You can invite collaborators using the Share or Publish button in the upper-right corner of your Bolt project. Which button you use depends on whether you’re sharing your project or your published site, because these are two different things in Bolt.
  • Project: The workspace where you build with Bolt. This is where your files, code, and development environment live. When you chat with Bolt, it automatically updates your project and displays the most recent version in the preview window.
  • Site: The hosted version of your project that people can visit on the web. Your project becomes a site when you publish it to a live web address. However, publishing doesn’t necessarily mean your site is fully public. You can publish your site as private to restrict access only to collaborators you invite. After publishing, updates you make in your project don’t automatically appear on your site. You have to update your site from the Publish menu any time you want to make changes live.
Sharing lets you manage who can access your project. Publishing lets you manage who can access your site. In both cases, you can invite users and control the level of access they have.
OptionAccessible toBest usePlan availability
ProjectYour team and other users you inviteDesign, development, and testingPaid plans only
SiteAnyone on the web (public sites) or only users you invite (private sites)Review and launch readinessFree and paid plans

Use the projects dashboard

The projects dashboard on the Bolt homepage gives you a quick view of your recent projects and your team’s projects in one place. From the dashboard, you can favorite projects for easy access, and rename or transfer them without opening them first.
The projects dashboard showing several projects favorited and the context menu open with the open, rename, transfer, and delete options showing.
Project thumbnail images generate when you prompt Bolt. If you don’t see a thumbnail for project, it will appear the next time you prompt Bolt in that project.
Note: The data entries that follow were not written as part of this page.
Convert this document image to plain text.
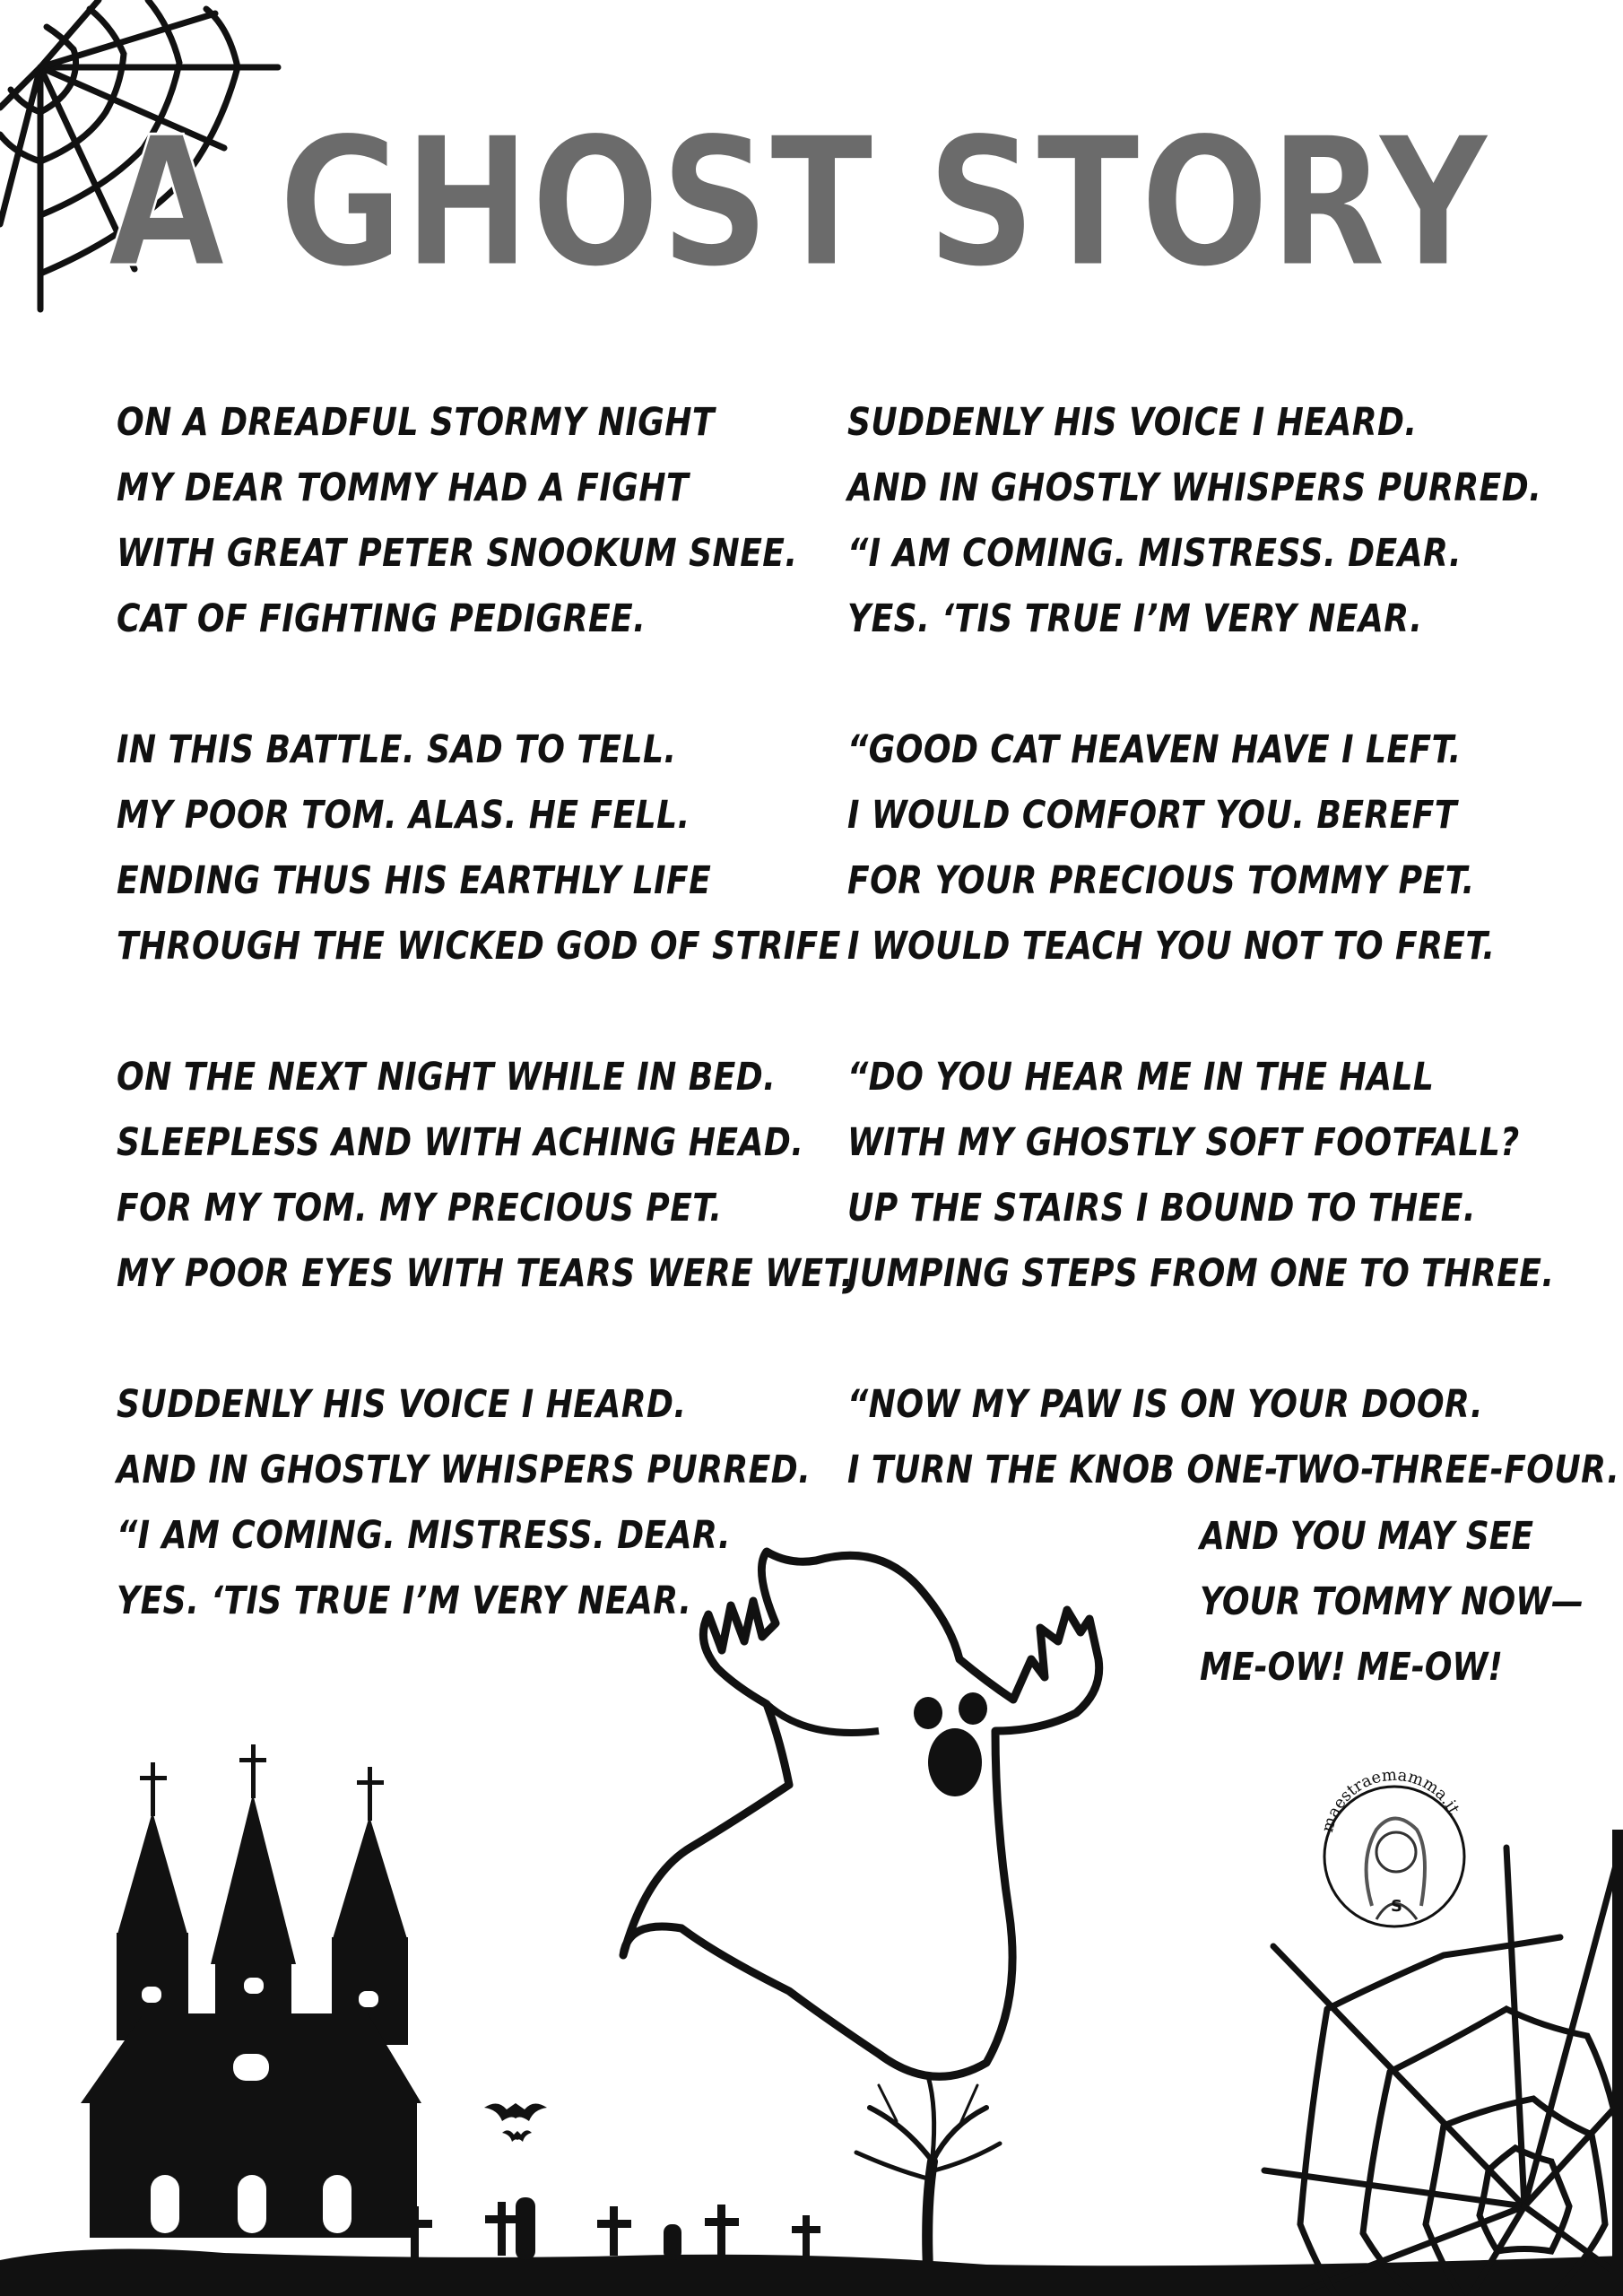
A GHOST STORY
ON A DREADFUL STORMY NIGHT
MY DEAR TOMMY HAD A FIGHT
WITH GREAT PETER SNOOKUM SNEE.
CAT OF FIGHTING PEDIGREE.
IN THIS BATTLE. SAD TO TELL.
MY POOR TOM. ALAS. HE FELL.
ENDING THUS HIS EARTHLY LIFE
THROUGH THE WICKED GOD OF STRIFE
ON THE NEXT NIGHT WHILE IN BED.
SLEEPLESS AND WITH ACHING HEAD.
FOR MY TOM. MY PRECIOUS PET.
MY POOR EYES WITH TEARS WERE WET.
SUDDENLY HIS VOICE I HEARD.
AND IN GHOSTLY WHISPERS PURRED.
“I AM COMING. MISTRESS. DEAR.
YES. ‘TIS TRUE I’M VERY NEAR.
SUDDENLY HIS VOICE I HEARD.
AND IN GHOSTLY WHISPERS PURRED.
“I AM COMING. MISTRESS. DEAR.
YES. ‘TIS TRUE I’M VERY NEAR.
“GOOD CAT HEAVEN HAVE I LEFT.
I WOULD COMFORT YOU. BEREFT
FOR YOUR PRECIOUS TOMMY PET.
I WOULD TEACH YOU NOT TO FRET.
“DO YOU HEAR ME IN THE HALL
WITH MY GHOSTLY SOFT FOOTFALL?
UP THE STAIRS I BOUND TO THEE.
JUMPING STEPS FROM ONE TO THREE.
“NOW MY PAW IS ON YOUR DOOR.
I TURN THE KNOB ONE-TWO-THREE-FOUR.
AND YOU MAY SEE
YOUR TOMMY NOW—
ME-OW! ME-OW!
maestraemamma.it
S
Work together in real time

When your project visibility is set to public, collaborators can work together in multiplayer mode. This lets you prompt and edit in the same project at the same time. Every project has a single shared chat thread. To prevent conflicting edits, Bolt processes one prompt at a time. Other collaborators can’t submit prompts while Bolt is processing an update, but you can see when someone else is typing, so you know when to wait. When collaborators prompt in a project, Bolt uses tokens from the prompter’s account rather than from the project owner’s.

Share integrations

Shared projects give collaborators access to the project’s data, but control over certain integrations stays with the project owner. If your project has a database, collaborators can view the same data and make changes to the structure. Any collaborator can bring designs into Bolt using Figma or Google Stitch. If you’re on a paid team plan, your team members can add and use design systems. The GitHub integration works differently. Only the project owner can connect and manage it, so if you’re a collaborator, the GitHub button isn’t available to you. When you make changes to the project, Bolt doesn’t automatically push them to the repository. Instead, your changes sync to GitHub the next time the project owner opens the project. This ensures changes aren’t pushed to the repository before the owner has a chance to see them. If the project owner isn’t online while you’re working in the project, you may see this message: This project is linked to a private GitHub repo owned by the creator. Your changes won't sync to GitHub until the creator returns to the project. Similarly, only the project owner can connect MCP servers and prompt Bolt to use those connectors.